The first issue is the 8088 CPU is NMOS tech and really bad at driving H level. Not at multi-MHz speeds anyway. And because Intel opted for standard 40-pin package that was popular, there aren't enough pins for both address and data lines, as well as other signals. So the CPU needs a few extra chips, at least one latch for the lower address byte (the '373), one bi-dir transciver capable of getting the data both in and out (the '245), and amplifiers for the high data lines ('244 or '373, since if you are latching the low byte, might as well latch everything if you can). All this, along with the clock generator and 8288, forms a "CPU block".
Then you have the mobo chips, interrupt controller, RAM, ROM, all the address and control decoding logic, etc. There's so many of them that you might actually need extra buffers - that's another batch of 373, 244 and 245 chips. A "mobo block" then.
And finally there's ISA, and since you insert various cards into the slots, you want the slots separated from the CPU bus as well. Both due to how many chips might be connected here if all slots are populated, and because a faulty card could kill an expensive mobo chip. With a buffer it'll most likely just damage the easy to source 74 chips. That would be "ISA block".
And then there is the cherry on top - the DMA can take over the whole system bus to transfer data between ISA, CPU and the mobo. This too has to be isolated by buffers/latches that can be tri-stated. So that when DMA is doing ISA to memory transfer, the CPU signals will not interfere. This is "DMA block", and is separate even though DMA controller is part of the mobo obviously.

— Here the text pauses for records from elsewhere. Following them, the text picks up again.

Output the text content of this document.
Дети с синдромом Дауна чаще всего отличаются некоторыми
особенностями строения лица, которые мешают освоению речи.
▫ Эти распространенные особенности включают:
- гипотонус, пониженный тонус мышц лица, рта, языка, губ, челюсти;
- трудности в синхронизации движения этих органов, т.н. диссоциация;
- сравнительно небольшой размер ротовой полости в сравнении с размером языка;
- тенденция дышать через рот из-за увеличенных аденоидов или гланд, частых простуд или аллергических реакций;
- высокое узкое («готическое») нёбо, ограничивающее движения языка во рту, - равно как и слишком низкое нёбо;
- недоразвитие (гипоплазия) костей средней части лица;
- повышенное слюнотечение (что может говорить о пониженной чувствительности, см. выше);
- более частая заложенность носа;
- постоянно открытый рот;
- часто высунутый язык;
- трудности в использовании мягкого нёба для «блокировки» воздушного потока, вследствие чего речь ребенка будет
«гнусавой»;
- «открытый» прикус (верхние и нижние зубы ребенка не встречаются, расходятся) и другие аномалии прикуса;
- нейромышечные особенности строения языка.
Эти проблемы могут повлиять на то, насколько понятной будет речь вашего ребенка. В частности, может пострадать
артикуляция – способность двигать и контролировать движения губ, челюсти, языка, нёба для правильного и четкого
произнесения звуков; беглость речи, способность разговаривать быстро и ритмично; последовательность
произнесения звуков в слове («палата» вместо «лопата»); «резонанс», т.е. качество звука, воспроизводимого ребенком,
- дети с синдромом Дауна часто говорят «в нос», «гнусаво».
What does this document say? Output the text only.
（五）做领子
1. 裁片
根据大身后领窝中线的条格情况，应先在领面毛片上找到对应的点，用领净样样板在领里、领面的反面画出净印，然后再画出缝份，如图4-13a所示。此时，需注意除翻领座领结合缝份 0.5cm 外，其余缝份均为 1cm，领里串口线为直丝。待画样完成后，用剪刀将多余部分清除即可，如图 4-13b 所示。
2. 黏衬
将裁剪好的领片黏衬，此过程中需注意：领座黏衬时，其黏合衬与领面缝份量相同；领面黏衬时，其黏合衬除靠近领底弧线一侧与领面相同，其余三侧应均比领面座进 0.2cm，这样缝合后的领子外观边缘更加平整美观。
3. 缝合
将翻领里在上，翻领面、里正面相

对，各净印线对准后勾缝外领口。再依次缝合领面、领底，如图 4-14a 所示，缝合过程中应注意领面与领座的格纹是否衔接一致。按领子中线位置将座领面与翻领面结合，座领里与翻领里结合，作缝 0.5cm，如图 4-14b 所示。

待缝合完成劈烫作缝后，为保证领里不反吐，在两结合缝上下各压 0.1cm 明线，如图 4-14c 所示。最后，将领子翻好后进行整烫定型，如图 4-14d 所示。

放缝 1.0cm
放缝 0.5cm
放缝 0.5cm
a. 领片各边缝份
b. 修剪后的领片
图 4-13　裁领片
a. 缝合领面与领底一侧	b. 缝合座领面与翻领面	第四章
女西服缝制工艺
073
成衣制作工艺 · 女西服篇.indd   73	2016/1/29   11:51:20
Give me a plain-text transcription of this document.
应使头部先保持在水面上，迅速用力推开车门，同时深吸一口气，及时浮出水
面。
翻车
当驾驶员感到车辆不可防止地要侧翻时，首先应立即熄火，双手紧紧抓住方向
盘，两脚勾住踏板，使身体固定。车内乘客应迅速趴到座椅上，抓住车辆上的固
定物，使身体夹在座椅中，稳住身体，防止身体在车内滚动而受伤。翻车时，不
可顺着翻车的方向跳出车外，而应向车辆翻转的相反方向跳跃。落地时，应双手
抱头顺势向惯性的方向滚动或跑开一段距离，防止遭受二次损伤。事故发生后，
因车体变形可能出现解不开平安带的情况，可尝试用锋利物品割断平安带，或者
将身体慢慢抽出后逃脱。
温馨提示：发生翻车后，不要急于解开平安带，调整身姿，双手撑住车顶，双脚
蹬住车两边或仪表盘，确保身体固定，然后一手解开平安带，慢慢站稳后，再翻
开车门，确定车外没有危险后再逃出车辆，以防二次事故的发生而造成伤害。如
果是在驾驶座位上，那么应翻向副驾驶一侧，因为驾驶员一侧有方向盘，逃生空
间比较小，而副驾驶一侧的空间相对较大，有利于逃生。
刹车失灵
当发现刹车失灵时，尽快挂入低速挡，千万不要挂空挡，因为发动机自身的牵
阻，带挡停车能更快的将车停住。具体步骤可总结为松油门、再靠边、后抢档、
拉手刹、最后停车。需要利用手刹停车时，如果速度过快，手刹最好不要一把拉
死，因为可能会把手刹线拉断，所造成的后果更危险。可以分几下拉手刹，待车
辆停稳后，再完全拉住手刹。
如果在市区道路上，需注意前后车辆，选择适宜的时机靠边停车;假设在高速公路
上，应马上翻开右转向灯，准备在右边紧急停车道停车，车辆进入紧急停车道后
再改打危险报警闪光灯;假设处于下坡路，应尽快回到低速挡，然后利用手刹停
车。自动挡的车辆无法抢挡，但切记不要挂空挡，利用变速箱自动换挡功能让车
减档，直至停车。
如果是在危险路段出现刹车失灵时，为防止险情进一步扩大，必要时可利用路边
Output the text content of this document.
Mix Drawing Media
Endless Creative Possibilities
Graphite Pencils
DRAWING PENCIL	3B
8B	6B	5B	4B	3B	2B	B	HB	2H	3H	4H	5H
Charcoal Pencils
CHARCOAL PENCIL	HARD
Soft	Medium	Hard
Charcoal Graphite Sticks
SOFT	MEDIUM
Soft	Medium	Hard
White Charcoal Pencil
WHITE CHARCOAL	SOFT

So it's not always all signals in all directions but you have 20 address lines and 8 data lines and some control ones, that must be both amplified and switched between various blocks that might be in control of the busses at the time. With just '74 logic you end up with these loops as you called them. The signals aren't actually supposed to loop, but the copper has to be there to allow those inter-block connections. In this particular example you're probably missing some more connections to other buffer chips, so this looks like a perfect, but useless loop.
And as for differences to IBM, this mobo seems to have the BIOS ROM (and maybe some other things too) connected to the "ISA block" rather than "mobo block". This is fine, so long all the chips work.
Now, for the test: First, measure voltage on the CPU data pins - you should read all H. Then use a resistor to bring the data pins on the ISA slot to L (so, connect to GND) and check if the respective data pin on CPU also went L. Pay attention to the voltage levels, if you get a pin that's somehow different value than other ones (even if the state is correct), take a note of it.
If you get any problems on the CPU pins, then test the A side (pins 2-9) of the U58 instead to see which one of the '245 is causing problems.
Oh and check again that in this mobo state (with the resistors in the 8288 socket) the /OE (pin 22) on the BIOS ROM is L.
If everything seems to work then it could be a faulty CPU, 8288 or some glitch that only manifests at high swtiching speeds. That raises the difficulty bar but perhaps custom BIOS ROM tests will help find it.